A recent motion filed by a mortgage company to dismiss portions of a class action suit against it shows, according to an attorney familiar with the matter, that a consent order settling charges brought by the Consumer Financial Protection Agency (CFPB) "does not necessarily bring finality to the issues it covers." At least not in the absence of releases from affected consumers.
Barbara S. Mishkin, writing in the Ballard & Spahr CFPB Monitor says that earlier this week Castle & Cooke Mortgage, LLC filed a motion to dismiss three counts in a class action complaint filed against it in federal court last July. The named plaintiff, a consumer, had received redress under a consent order from CFPB against Castle & Cooke finalized in November 2013. The order had settled charges that the mortgage company had violated the Regulation Z loan originator compensation rule by establishing a quarterly bonus system giving loan officers greater bonuses for originating loans at higher interest rates. CFPB maintained that the bonus system was not reflected in the company's compensation agreements and while payroll records reflected the bonuses there was nothing indicating what portion of a bonus was attributable to which loan
Castle & Cooke did not admit to any of the Bureau's allegations but did consent to a judgment of equitable monetary redress of $9.23 million against the company and two of its officers and to a civil money penalty in the amount of $4.0 million.

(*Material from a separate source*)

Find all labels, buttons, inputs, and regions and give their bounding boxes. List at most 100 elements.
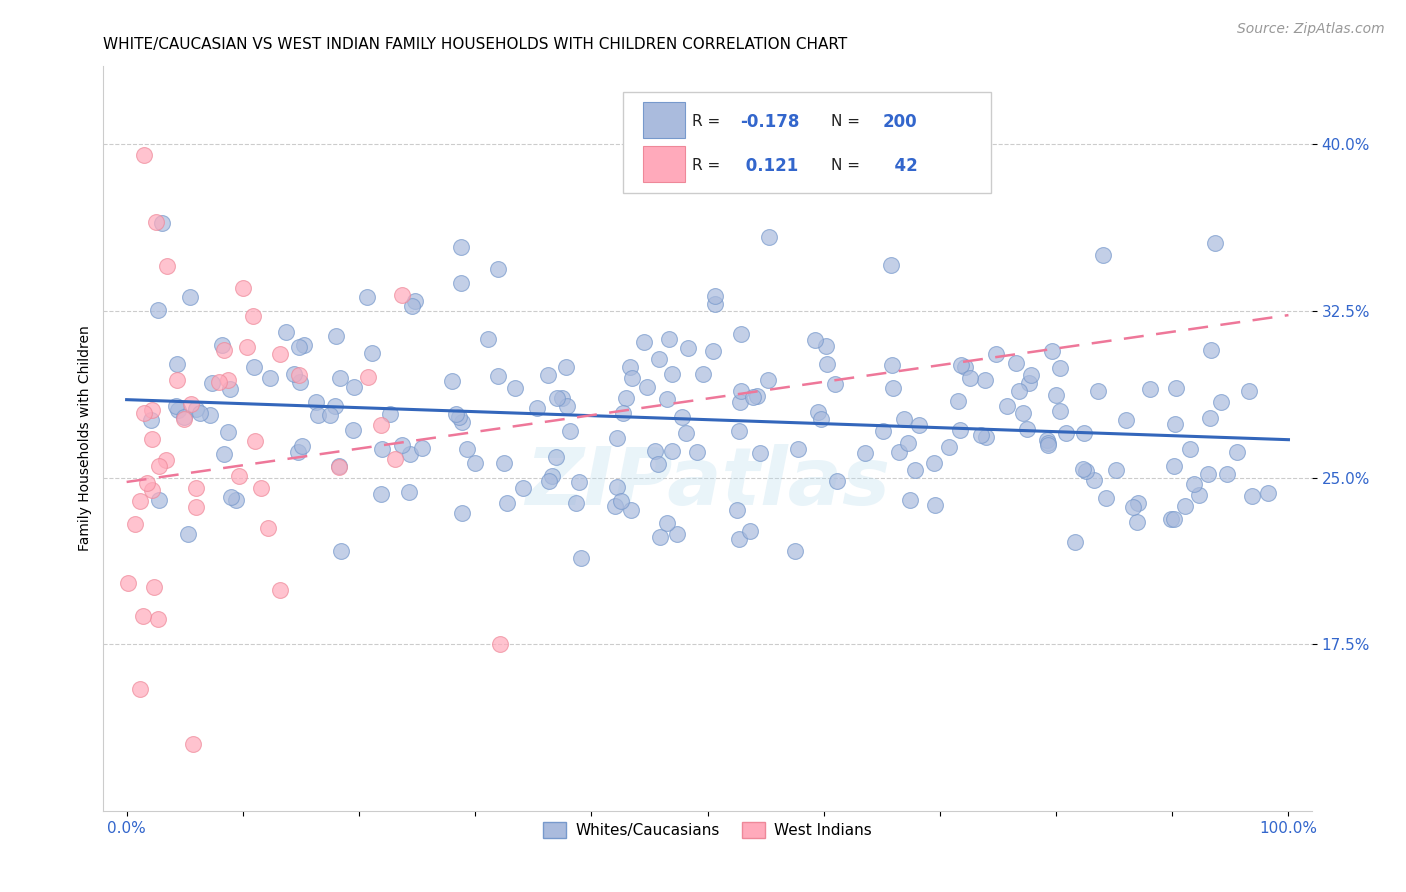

Mishkin said at the time Ballard & Spahr had commented that the size of the judgment "was likely intended by the CFPB to send a strong message to the mortgage industry that violations of the LO Compensation Rule will be addressed in a serious manner."
The consent order stated that the redress provided under the judgment "shall not limit consumers' rights in any way" and this was noted by the named plaintiff in his suit on behalf of a nationwide class defined to include "all individual consumers who on or after April 1, 2011 obtained a mortgage loan from the company in which the company paid a bonus or other compensation based on the loan terms other than the amount of credit extended or paid a referral fee or split a charge other than for services actually performed."
According to Mishkin's article, the complaint alleges that the company's violations entitle the named plaintiff and class members to actual and statutory damages, alleging the bonus payments were unlawful referral fees or fee splits under RESPA entitling the plaintiff and class members to three times the loan origination and settlement charges they paid to the mortgage company. The complaint also includes claims that the bonuses violated the Utah Residential Mortgage Practices and Licensing Act and for some members of the class, California's Unfair Competition Law (UCL).
On Monday the mortgage company filed for dismissal of the RESPA, Utah and California claims. As to RESPA the company argues that the complaint alleges no facts showing the company paid a referral fee in connection with the named plaintiff's loan or paid anyone for services not provided. The motion cites Ninth Circuit precedent that RESPA Section 8 does not prohibit overcharges nor does the named plaintiff have a RESPA claim to the extent he is trying to allege that he was charged too much for his loan. The company argues that the plaintiff's Utah unjust enrichment and California UCL claims should be dismissed because his TILA/Regulation X and other claims provide an adequate legal remedy. As a further reason for dismissal of the UCL claim, the company argues that only injunctive relief and restitution are available under the UCL and plaintiff's claim is one for damages rather than restitution.